“Julius Caesar,” one of Shakespeare’s most-produced plays, has been a hot news topic these past few weeks. In case you missed it, here’s why: The Public Theater production of the play in New York City was subjected to such a firestorm of criticism from right-wing media outlets that two of the production’s sponsors (Delta Airlines and Bank of America) pulled their financial support. Protesters interrupted performances. Director Oskar Eustis received death threats.
Why the sudden fuss over a play already performed hundreds of times in theaters across America for centuries? Because in this recent production, the title character — famously assassinated — was portrayed as Donald Trump.
Ironically, the story does not glamorize or approve of Caesar’s assassination. Once he’s killed, Rome descends into deadly chaos. The play is not a provocation to violence against a leader, but a cautionary tale about such violence. A few years ago, the Guthrie Theatre in Chicago did the play with Caesar portrayed as Barack Obama, and nobody complained.

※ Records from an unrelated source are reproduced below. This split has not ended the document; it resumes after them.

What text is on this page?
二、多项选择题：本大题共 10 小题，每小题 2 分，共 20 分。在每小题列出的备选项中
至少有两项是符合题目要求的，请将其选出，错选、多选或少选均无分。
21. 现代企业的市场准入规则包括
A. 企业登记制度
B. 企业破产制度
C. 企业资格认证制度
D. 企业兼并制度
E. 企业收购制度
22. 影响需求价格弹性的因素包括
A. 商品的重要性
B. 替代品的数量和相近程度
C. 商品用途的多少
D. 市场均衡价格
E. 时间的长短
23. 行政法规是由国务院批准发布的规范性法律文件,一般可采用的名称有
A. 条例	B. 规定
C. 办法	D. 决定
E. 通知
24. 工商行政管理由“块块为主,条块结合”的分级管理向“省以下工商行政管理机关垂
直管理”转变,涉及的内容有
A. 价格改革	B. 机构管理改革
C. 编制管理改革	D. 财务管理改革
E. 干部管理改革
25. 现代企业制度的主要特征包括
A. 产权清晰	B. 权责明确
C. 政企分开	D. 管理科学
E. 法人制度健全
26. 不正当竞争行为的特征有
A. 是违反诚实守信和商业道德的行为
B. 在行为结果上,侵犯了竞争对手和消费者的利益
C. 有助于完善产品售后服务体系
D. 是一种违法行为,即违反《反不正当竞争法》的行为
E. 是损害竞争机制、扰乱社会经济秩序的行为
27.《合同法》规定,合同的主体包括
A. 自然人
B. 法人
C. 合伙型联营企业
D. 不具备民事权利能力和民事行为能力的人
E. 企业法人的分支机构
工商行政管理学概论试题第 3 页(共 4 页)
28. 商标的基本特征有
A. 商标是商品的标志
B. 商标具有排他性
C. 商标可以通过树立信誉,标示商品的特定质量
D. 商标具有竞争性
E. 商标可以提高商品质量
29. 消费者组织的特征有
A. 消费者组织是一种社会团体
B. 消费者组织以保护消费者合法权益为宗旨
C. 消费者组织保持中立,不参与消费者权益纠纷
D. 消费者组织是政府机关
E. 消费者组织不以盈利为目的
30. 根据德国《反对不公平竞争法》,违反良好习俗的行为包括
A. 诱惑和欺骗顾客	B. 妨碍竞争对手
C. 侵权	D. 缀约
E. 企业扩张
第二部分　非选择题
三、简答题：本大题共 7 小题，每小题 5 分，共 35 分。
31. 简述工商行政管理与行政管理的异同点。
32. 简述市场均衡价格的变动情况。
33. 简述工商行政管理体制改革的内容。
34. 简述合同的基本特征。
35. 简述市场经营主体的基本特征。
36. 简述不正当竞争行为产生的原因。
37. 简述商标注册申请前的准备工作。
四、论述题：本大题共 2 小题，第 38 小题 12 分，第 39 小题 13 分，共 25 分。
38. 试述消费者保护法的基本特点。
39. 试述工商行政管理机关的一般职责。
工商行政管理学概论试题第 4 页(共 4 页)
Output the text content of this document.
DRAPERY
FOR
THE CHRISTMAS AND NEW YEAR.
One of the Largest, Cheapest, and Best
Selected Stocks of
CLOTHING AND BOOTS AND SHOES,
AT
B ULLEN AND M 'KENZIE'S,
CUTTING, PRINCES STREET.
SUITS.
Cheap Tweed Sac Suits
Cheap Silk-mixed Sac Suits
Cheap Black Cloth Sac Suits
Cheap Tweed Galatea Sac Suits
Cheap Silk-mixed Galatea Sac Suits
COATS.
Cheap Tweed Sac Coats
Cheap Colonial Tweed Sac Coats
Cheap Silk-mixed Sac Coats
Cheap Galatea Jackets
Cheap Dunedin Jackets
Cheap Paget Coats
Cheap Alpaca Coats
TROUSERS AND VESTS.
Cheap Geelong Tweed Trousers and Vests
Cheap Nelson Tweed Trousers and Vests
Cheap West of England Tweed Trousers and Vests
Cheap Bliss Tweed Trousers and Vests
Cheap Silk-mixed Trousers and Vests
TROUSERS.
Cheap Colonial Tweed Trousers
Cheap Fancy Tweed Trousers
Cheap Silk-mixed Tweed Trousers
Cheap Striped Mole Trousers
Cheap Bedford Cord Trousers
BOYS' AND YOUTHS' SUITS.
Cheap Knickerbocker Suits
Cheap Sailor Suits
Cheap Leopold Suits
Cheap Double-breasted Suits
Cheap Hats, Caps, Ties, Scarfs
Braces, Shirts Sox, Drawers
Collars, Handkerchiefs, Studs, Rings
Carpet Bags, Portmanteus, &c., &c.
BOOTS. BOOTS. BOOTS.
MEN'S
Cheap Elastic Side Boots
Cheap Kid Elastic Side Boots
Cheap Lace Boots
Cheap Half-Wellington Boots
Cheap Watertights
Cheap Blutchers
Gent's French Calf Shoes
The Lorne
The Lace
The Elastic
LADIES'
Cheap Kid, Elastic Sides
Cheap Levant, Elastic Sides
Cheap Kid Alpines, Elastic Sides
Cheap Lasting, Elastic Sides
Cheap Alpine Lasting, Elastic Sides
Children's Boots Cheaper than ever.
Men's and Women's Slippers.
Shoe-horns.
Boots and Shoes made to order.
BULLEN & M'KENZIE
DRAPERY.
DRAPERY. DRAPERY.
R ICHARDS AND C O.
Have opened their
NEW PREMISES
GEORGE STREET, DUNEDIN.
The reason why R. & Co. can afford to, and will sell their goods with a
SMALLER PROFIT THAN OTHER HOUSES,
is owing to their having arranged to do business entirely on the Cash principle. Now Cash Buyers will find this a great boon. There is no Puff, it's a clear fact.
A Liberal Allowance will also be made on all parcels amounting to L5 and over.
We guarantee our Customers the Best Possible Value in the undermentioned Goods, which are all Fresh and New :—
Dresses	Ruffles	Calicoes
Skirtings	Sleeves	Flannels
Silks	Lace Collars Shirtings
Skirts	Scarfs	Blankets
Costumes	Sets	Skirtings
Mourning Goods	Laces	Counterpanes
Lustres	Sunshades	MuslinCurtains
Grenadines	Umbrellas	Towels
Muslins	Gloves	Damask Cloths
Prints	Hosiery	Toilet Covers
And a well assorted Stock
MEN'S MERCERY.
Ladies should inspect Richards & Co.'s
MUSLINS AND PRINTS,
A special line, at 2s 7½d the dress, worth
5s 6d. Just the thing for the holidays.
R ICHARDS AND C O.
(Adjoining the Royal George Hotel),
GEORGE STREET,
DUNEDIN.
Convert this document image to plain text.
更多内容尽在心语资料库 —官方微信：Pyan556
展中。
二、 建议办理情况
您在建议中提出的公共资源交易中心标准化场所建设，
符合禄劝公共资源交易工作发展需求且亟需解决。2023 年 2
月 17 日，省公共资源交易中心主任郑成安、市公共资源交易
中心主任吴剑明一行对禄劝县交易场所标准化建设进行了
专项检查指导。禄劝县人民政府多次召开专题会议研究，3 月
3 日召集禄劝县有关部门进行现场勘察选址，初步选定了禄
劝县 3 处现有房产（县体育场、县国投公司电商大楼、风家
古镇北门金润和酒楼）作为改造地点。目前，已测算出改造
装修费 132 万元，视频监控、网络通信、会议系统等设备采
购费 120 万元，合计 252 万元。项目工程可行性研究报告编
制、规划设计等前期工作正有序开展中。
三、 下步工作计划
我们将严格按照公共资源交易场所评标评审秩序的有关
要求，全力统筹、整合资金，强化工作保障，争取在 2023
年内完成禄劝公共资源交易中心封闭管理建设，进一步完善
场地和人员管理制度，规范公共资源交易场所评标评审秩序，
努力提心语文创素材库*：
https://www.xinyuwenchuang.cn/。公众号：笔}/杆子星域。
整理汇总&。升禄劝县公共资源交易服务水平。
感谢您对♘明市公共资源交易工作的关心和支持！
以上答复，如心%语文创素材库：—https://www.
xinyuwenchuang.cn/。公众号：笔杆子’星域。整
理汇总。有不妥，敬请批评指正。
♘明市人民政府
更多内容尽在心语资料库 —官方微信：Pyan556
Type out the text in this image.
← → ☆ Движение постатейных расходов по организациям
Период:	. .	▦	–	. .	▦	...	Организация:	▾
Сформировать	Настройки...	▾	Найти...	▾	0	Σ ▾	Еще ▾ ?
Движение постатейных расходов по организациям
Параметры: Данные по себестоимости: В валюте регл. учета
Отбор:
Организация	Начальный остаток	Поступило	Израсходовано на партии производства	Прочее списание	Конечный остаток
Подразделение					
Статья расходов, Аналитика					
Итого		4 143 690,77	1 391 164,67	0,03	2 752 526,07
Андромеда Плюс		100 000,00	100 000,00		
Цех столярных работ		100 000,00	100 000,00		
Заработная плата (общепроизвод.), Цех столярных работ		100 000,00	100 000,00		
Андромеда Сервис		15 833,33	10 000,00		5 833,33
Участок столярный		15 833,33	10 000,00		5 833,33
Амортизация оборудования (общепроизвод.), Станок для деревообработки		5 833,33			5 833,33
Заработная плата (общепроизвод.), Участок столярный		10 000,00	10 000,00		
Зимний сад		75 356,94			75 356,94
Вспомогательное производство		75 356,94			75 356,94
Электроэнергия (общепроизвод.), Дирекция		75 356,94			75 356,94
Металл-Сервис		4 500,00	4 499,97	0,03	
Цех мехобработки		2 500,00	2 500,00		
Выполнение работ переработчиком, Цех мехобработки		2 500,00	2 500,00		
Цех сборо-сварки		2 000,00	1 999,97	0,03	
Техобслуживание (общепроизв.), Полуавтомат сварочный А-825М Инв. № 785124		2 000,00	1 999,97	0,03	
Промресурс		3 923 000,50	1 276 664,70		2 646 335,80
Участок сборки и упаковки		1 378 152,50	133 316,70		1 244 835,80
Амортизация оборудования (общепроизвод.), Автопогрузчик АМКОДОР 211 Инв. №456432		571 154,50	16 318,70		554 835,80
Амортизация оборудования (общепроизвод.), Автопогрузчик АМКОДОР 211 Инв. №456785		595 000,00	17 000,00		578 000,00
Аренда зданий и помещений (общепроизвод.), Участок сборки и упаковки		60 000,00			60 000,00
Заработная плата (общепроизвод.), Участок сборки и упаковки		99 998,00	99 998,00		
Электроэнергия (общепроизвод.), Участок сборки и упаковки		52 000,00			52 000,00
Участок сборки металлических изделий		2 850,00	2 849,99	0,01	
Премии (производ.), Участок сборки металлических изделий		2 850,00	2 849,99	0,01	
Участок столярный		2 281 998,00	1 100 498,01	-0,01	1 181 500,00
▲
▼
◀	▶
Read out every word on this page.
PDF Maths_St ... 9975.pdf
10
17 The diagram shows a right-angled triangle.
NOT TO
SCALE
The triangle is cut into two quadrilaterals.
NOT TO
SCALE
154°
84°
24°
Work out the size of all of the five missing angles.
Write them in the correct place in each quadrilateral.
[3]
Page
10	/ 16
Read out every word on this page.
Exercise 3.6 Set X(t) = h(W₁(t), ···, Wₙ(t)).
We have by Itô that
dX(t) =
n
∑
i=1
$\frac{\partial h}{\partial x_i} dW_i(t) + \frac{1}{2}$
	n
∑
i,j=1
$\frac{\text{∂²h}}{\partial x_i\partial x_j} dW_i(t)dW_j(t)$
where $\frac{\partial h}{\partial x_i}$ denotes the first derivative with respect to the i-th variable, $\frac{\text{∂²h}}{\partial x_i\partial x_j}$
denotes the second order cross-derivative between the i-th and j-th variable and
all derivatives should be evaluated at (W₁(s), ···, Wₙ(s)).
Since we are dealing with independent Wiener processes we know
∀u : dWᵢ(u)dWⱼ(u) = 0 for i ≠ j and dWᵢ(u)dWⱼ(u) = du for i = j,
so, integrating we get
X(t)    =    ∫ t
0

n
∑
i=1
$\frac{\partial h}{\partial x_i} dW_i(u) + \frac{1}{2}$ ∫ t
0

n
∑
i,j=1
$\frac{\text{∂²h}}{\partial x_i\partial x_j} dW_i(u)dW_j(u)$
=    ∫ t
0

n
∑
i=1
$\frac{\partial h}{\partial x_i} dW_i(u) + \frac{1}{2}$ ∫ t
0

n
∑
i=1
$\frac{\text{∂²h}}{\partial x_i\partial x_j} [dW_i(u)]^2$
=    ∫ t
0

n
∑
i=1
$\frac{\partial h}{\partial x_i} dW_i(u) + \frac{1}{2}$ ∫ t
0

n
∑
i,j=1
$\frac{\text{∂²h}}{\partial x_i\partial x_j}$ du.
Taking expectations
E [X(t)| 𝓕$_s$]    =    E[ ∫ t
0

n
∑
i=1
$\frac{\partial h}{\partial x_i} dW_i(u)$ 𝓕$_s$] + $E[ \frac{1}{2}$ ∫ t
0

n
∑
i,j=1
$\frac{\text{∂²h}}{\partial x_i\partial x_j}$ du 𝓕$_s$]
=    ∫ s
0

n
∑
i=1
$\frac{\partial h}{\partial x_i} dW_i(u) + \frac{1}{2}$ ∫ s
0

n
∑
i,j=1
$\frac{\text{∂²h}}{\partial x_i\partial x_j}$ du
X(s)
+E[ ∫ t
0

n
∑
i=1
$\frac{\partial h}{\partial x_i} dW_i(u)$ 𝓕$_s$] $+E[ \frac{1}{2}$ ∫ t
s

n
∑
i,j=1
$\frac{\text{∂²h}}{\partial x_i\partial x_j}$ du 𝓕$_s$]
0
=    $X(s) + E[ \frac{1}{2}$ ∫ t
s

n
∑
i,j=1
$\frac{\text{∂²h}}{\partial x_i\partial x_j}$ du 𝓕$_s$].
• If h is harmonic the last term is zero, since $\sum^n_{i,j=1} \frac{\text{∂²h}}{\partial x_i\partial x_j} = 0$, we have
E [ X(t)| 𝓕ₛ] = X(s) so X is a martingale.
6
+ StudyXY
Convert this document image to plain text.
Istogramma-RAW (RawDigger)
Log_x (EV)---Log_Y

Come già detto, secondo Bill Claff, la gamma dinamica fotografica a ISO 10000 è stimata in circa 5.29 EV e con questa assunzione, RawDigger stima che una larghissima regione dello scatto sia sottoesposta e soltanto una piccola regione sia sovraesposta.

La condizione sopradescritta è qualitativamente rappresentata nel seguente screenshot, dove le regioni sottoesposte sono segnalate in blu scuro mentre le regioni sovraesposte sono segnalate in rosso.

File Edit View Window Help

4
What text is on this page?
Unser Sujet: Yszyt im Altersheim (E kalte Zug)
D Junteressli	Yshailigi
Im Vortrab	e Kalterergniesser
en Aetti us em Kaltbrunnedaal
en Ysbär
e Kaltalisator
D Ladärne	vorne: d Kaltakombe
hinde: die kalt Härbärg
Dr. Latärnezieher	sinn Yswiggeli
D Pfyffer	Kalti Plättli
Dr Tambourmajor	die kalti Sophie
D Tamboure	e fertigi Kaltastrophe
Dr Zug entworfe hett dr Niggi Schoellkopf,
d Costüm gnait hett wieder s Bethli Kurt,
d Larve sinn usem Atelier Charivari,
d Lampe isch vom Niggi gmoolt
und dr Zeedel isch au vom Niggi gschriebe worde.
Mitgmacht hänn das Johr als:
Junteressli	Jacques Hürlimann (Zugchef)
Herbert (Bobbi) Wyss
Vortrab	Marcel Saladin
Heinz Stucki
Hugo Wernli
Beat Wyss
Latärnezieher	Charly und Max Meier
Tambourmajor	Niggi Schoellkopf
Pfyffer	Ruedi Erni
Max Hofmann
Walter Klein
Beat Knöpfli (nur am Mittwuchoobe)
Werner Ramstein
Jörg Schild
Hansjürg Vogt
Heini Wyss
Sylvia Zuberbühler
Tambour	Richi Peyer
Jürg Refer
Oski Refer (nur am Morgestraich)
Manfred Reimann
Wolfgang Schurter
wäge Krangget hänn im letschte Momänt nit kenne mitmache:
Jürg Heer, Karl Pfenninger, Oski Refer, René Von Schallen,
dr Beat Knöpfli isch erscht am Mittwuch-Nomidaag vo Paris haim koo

There are other productions of “Julius Caesar” staged this summer across America. All of them are feeling the reverberations of what happened with the Public.
This includes the Martha’s Vineyard Playhouse production at the Tisbury Amphitheater. But our local “Julius Caesar” is taking a far more original turn than the Public’s: It is performed entirely by women.
“Julius Caesar” is possibly Shakespeare’s most male-dominated work. There are only two female characters, wives who appear in brief supporting roles. All other characters are warriors or politicians, in a society where women could be neither.
“We don’t need to justify it,” says director Brooke Hardman Ditchfield. “We are doing this because we can, and that’s important.” While she does not see Trump as a stand-in for Caesar, she was still dismayed by what he represented. “What put me over the edge was the blatant ease with which the candidate spoke of sexual assault. I didn’t like feeling like I was powerless because of my gender, and I needed to do something about it. I wondered: If the job of art is to reflect back to society what we see as artists, what do I do with my profession?”
She met with Chelsea McCarthy (who is playing Cassius, Caesar’s chief antagonist) and almost immediately realized she wanted to tell a story full of strong women.
She approached MJ Bruder Munafo, the playhouse’s artistic director, who immediately said yes to the all-woman proposal.
How does a troupe of female performers even begin to access that level of masculinity? “We’re having to really shift our core,” says Amy Sabin Barrow, who plays Brutus, the moral center of the play. Ms. Hardman Ditchfield has been working with the women to speak from the lower register of their voices, and move more like men do. “Men move fearlessly through space in a way women rarely have the privilege of doing,” she said.
“Men don’t apologize for the space they take up,” agrees actor Ellie Brelis, who plays both Portia and Octavius. “Doing this helps me realize how much I shrink in my daily life, even how much space I take up on the bus. I’m really honored that I can do this play — not only to do it, but also because it’s awesome to be surrounded by a kick-ass group of women every day.”
“This group is so beautiful,” agrees Liz Hartford (playing the Soothsayer and others). “I’ve been here 10 years, people have come and gone, and now it’s a fantastic group of women, it feels like we’ve put the amphitheater on a new level.”
The entire troupe shares this appreciation, and it may account for the secret weapon of an all-female cast: There is tremendous female bonding, especially for the several artists who have been working together for a decade or longer. This is an efficient, powerful stand-in for the camaraderie of soldiers in the field. These women all have each other’s backs.
Says Ms. McCarthy: “This production is another example in a long series, of a growing troupe associated with the playhouse. The troupe includes Brooke, Amy, Scott [Barrow, artistic associate at the Playhouse and Julius Caesar’s fight choreographer], Sasha [London-Thompson, director of last year’s “Much Ado About Nothing”], Liz, and others. Sometimes this person is a director and that one is an actor, then it switches, or this one might be the babysitter for that one’s kids, or that one’s teacher. The roles keep changing, but the players remain the same. Everybody is loving and generous enough to completely allow each transmutation.”
Lest prospective audience members think a female Caesar is a softer, safer Caesar, be advised: While all ages are welcome to attend, the show is strongly suggested for an audience age 10 or older.
“Julius Caesar” will be performed July 12 to August 12, Wednesday through Saturday, at 5 pm at the Tisbury Amphitheater. Cash-only tickets are $20 and available at the door.